После очередного эпизода погони за змеями, сын попал в лечебницу принудительно, она поняла, что может быть и не кажется. И тут началось самоотверженное спасение. Она кодировала сына, водила на гипноз, вытаскивала от друзей-бомжей из скверика. И только когда сын не пил месяц-другой и заводил разговор о других женщинах, она покупала коньяк и случайно «забывала бутылку на кухне». Сын срывалс и снова можно было его спасать, лечить. Она была востребована и почти счастлива.
Это продолжалось много лет. Сын пил, она спасала его, говорила соседям, что «все показалось». В один день сын был слишком холодный и неподвижный, «заболел» она решила и укрыла его всеми одеялами в доме. Его нашли соседи снизу, они пришли когда запах стал нестерпимым, поняли вызвали полицию…

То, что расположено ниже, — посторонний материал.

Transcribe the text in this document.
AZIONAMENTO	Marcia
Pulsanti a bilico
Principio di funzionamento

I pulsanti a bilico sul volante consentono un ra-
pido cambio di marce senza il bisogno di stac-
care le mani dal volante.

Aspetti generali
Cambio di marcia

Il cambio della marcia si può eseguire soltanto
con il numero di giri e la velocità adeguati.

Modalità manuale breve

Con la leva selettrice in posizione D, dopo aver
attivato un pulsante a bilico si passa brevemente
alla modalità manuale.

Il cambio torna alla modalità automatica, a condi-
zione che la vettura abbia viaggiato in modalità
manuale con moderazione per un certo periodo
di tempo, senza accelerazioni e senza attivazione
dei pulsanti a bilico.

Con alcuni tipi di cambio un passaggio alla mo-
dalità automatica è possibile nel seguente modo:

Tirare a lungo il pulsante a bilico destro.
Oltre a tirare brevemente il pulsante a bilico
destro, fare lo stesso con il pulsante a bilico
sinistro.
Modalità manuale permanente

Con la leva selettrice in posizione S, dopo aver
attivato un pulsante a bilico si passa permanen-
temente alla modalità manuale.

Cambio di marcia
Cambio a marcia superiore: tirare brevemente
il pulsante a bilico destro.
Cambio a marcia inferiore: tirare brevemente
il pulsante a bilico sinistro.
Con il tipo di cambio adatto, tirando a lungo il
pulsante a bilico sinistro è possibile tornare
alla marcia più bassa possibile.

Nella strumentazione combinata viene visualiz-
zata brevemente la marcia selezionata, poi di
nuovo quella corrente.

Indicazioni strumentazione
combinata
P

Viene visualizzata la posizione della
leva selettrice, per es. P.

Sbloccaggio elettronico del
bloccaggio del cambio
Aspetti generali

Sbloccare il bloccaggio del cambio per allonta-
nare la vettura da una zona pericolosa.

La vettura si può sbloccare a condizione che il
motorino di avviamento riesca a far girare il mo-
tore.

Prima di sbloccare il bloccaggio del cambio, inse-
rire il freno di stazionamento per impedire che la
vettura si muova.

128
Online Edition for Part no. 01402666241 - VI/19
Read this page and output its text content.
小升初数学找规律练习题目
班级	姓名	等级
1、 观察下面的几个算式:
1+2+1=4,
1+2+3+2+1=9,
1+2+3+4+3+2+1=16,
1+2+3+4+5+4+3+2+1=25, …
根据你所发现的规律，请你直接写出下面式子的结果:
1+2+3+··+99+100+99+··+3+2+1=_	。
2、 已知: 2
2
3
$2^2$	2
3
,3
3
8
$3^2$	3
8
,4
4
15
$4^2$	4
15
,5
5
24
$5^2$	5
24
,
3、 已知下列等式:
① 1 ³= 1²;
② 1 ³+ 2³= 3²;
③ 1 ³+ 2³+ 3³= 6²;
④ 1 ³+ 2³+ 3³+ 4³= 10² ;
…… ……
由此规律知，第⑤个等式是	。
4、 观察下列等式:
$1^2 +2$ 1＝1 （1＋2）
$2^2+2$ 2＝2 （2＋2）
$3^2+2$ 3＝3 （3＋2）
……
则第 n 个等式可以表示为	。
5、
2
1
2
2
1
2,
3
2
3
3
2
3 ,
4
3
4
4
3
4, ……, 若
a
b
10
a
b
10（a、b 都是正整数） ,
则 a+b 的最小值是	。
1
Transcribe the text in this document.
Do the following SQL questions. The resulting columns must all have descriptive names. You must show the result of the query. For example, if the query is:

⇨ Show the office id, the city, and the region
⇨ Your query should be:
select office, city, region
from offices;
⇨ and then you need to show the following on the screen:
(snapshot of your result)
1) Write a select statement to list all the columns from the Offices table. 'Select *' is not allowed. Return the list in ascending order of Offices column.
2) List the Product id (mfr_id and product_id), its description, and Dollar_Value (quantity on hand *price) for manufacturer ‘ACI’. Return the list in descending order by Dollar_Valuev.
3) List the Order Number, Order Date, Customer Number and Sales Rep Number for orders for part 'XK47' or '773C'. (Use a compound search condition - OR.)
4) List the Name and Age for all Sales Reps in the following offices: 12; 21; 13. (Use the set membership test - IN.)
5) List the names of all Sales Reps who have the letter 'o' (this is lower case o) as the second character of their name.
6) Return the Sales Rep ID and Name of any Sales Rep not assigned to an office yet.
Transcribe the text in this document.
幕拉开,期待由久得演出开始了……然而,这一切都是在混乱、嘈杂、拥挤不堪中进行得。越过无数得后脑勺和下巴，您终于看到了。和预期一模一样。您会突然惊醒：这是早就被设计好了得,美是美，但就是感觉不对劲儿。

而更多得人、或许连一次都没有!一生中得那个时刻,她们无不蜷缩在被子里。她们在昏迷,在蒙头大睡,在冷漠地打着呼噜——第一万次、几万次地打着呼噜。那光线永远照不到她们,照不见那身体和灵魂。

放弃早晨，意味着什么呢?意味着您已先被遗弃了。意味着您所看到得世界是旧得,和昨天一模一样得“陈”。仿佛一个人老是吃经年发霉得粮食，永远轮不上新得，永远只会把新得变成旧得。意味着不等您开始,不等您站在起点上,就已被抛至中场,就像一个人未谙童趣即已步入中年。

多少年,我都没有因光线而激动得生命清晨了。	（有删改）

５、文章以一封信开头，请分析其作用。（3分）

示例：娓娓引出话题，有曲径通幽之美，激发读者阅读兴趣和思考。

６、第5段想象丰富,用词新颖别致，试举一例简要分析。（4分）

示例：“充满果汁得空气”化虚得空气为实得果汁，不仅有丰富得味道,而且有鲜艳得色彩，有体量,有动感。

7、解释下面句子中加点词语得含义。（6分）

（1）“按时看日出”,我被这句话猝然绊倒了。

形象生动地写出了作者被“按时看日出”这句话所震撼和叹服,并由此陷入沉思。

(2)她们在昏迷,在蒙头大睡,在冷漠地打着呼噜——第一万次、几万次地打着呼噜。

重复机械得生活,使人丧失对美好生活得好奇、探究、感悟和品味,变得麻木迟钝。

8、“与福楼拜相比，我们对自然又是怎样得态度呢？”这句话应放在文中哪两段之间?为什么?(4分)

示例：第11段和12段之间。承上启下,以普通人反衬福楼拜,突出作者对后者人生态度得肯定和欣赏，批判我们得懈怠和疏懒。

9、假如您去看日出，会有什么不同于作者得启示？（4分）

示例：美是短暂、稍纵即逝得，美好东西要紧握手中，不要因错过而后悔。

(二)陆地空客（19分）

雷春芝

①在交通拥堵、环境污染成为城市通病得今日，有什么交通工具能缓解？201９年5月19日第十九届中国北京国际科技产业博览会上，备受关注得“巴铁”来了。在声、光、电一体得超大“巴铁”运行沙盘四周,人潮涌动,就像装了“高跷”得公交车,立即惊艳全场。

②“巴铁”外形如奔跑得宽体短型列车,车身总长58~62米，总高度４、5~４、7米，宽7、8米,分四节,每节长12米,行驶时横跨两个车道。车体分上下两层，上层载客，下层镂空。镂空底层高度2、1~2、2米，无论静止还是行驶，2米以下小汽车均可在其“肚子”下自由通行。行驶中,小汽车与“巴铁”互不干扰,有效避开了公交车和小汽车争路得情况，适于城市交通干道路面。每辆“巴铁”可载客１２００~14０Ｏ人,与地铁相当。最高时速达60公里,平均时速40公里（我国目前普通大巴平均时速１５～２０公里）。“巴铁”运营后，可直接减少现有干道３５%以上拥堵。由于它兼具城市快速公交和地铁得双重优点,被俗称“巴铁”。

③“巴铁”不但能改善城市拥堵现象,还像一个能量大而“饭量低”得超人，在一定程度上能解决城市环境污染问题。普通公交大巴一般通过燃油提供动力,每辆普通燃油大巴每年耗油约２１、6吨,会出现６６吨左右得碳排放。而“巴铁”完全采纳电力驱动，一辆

Она не поняла ничего… сына хоронили в закрытом гробу. Она сердилась и не понимала зачем она там на кладбище. Ей повторяли снова и снова, она сердилась. Ведь «им только показалось, и нет ничего плохого». Не знаю когда ее реальность поменялась и она провалилась в очень счастливый мир. В этом мире ей около сорока пяти, она ждет мужа из Москвы с повышением и ждет сына из армии. Он приедет скоро-скоро и привезет ей прекрасные белые коралы из Кубы.
П.С. Я бы спросила разрешения писать ли. Но не осталось никого из той семьи. Она уже несколько лет лежит рядом с сыном и отцом на одном старом киевском кладбище.. В какой-то степени они были моими первыми клиентами. Я жила дверь в дверь и еще со школьных времен видела их историю про вечное спасение. Мой мягкий голос натренирован успокаивать как раз на этом соседе. Мне очень хотелось пройти домой, и для этого надо было убедить его что змеи уже уходят.